Astronaut Alan Bean, the fourth man to walk on...


HOUSTON -- Astronaut Alan Bean, the fourth man to walk on the moon and in recent months director of the space agency's astronaut candidate office, said Wednesday he is resigning June 26 to pursue a career as an artist.

Bean, 49, who started painting as a Navy pilot trainee and for 20 years has worked on earthly subjects, said he plans to concentrate on the moon because 'I was there and I had never seen a painting of it, really.'


'I've loved the job at NASA,' Bean said. 'I plan to bring the same devotion to (painting) as flying planes and space ships.

'I want to make a contribution to the field of art. I've saved my money and plan to spend whatever time it takes to do it just right.'

Bean, who receives a Navy captain's retirement pension, said he realized some observers might think his decision offbeat.

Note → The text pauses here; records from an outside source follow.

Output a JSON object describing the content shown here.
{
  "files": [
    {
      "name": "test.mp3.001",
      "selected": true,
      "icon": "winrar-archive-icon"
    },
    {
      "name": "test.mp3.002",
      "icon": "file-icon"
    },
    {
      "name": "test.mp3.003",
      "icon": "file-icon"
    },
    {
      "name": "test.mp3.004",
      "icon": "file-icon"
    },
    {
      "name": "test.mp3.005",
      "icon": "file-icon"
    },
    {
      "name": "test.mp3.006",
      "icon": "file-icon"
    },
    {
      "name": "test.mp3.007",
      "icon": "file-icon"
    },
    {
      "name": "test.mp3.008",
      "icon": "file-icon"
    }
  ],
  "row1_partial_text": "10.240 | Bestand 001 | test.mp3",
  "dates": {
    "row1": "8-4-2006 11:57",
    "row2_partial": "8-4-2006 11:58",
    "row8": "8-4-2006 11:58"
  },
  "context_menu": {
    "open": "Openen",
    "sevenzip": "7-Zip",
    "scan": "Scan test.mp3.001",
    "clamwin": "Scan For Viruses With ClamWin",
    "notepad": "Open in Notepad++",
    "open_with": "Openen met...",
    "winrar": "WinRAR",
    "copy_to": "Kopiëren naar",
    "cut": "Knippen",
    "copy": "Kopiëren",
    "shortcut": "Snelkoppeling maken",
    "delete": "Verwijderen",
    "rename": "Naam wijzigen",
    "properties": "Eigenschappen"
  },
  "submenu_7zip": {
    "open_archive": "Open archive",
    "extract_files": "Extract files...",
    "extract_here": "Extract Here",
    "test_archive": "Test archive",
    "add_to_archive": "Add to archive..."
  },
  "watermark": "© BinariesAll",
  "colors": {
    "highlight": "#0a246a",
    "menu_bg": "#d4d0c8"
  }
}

'To the passerby, it has an interesting ring to it like someone is dropping out,' Bean said. 'It's just the opposite. I'm working as hard at this as I have anything else. I'm a person who believes in going for your dreams.'

Bean is aiming for a personal show in a gallery, possibly in Houston. So far he has produced 'about 10 (canvasses) I'm fairly satisfied with and five that I'm very satisfied with.' He needs more and is working hard to produce them.


Bean, who is divorced and has two grown children, confessed to some apprehension about the change.

'It isn't as risky (as spaceflight) in terms of life-threatening,' he said. 'But as far as your ego's concerned, if you've been very successful in one particular sphere of your life, it is something to change that.

'When it's completely different, it can be tough. But you can't reach the other shore without jumping in the water. I'm getting in there, but I've been practicing my strokes.'

Johnson Space Center spokesman John Lawrence said Bean is the eleventh of 12 astronauts who went to the moon to leave the space program. John Young is the only moon flight veteran remaining in the program.

Bean was among the third group of astronauts selected by the National Aeronautics and Space Administration in the fall of 1963.

He was lunar module pilot on Apollo 12 in November 1969. From July to September 1973, he was commander of the second Skylab mission. Then he was backup spacecraft commander for the Soviet-American Apollo-Soyuz flight.

Bean's total time in space was 1,671 hours, 45 minutes, which ranked him first among active astronauts. He ranked fourth on the all-time space endurance list.


Lawrence said Bean is ineligible for a NASA pension because, until two years ago when he retired, he was on the Navy payroll.

Lawrence said Young, director of the astronaut office on leave to fly the space shuttle, will take over Bean's duties as director of astronaut candidate operations.